Глава пятая

Бесконечно долгое мгновенье спустя Кейт подняла на него глаза. Сотни, тысячи чувств боролись в ней, дыхание остановилось, она смотрела и ждала.

Он завладел ее ртом с уверенностью человека, который целовал женщин бессчетное количество раз. Его губы как-то умудрялись быть твердыми и мягкими одновременно; беспечные, влекущие, они заманили ее в ловушку тончайших оттенков чувств.

Кейт было 25 лет. Конечно, ей уже приходилось целоваться, начиная с Джонни Мэтьюса в школьной библиотеке, в секции истории, но это, наверно, не в счет, потому что она врезала ему в челюсть так, что он затылком ударился о полку.

Маленькая ябеда Кристи Лонгвью видела и сказала учительнице, та передала директору, в результате Кейт и ее несостоявшемуся Ромео пришлось в течение недели после уроков отбывать наказание – вытирать доски по всей школе.

Мэтьюсы – м-р Мэтьюс был адвокатом – грозили подать в суд, но отец Кейт поднял их на смех и сказал, что 11-летний мальчик будет всеобщим посмешищем, если станет известно, что его побила девочка.

После этой не слишком удачной прелюдии любви по пятам за Джонни последовали другие мальчики, Кейт приветствовала их поцелуи с разной степени энтузиазмом, но до сих пор ни один из парней не вызывал такого опустошения в душе. Только Слоун.

Надо остановить его.

Она его остановит.

Сейчас.

Но все связные мысли растворились в клубах затопившего ее сладкого тумана.

Его руки ласкали ее волосы так, как будто имели на это полное право. В карих глазах пылала необузданная страсть. Зачарованная, слегка напуганная, Кейт хотела бы держать глаза открытыми, но, когда его зубы стали нежно покусывать ее нижнюю губу, веки сами опустились, и Кейт прерывисто вздохнула.

Сладкая. Слоун не подозревал, что офицер Карриген может быть такой невообразимо сладостной. Как будто пьешь нектар. Его рука скользнула от волос к щеке, и он обнаружил, что притронуться к ее коже – все равно что потрогать теплый атлас.

Слоун хотел потрогать ее всю.

Дотронуться до всего.

Он хотел ее.

Вопреки здравому смыслу, Кейт тоже хотелось запустить пальцы в его волосы, и только в последний момент она одумалась.

Она заставила себя удовлетвориться тем, что положила руки ему на плечи. Под руками оказались твердые мускулы, как она и почувствовала, когда пристегивала его к воротам. Но сейчас он доказал, что куда более опасен, чем ей тогда представлялось.

В воображении Кейт всплыли головокружительные картины соблазнения, страстные, эротические сцены, от которых вскипела кровь. Когда он медленно обвел языком вокруг ее полуоткрытого рта, она испытала такой сильный прилив желания, что если бы не сидела, то у нее подкосились бы ноги.

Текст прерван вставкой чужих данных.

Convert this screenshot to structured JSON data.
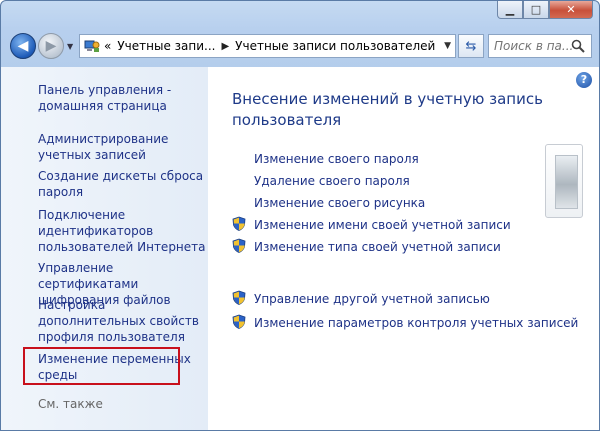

Под наплывом незнакомых ощущений Кейт поняла, что ей страшно. Еще ни один мужчина не бросил ее в пропасть страсти всего лишь поцелуем.

Понимая, что развязка приближается с опасной быстротой, Кейт открыла глаза. Обнаружила, что руки лежат у него на груди – как они там оказались? – и оттолкнула его.

– Нет.

Единственным ответом был тихий стон; его губы продолжали свою пытку. Чувствуя, что готова потерять контроль – и где, Господи, на подъездной дорожке к дому матери! – Кейт усилила сопротивление.

– Черт возьми, я сказала: нет!

Думать Слоун не мог. Его сердце стучало, как проходящий товарный поезд, и, если бы она сейчас приставила пистолет к виску и приказала выйти из машины, он бы не пошевелился. Но слово, произнесенное так решительно, привело его в чувство.

Он с трудом оторвался от ее губы, подавил проклятие, опустил руки.

Кейт уверяла себя, что она так непривычно отреагировала на поцелуй Слоуна просто потому, что была захвачена врасплох. Но она знала, что это неправда. Не желая показать Слоуну, какую власть он над ней приобрел, Кейт скрестила руки на груди и впилась в него взглядом.

– Ты так целуешь мою мать?

У него на губах все еще оставался ее вкус. Мужчина не должен извиняться за то, что хочет вкусной еды, хорошего вина и красивых женщин. Таков был Слоун. Одного поцелуя Кейт Карриген ему не может быть достаточно. Она оказалась лучше, чем являлась в его снах, и даже лучше всего, что он мог бы напридумывать. Хотя ему не было свойственно самоограничение, он умел терпеть, если надо. Сказав себе, что подождет до следующего раза, он небрежно улыбнулся.

– Джентльмен целует не для того, чтобы потом рассказывать.

Ее раздражали его высокомерие и невразумительный ответ.

– Она тебе в матери годится.

Он пожал плечами, и она опять невольно отметила, какие они широкие.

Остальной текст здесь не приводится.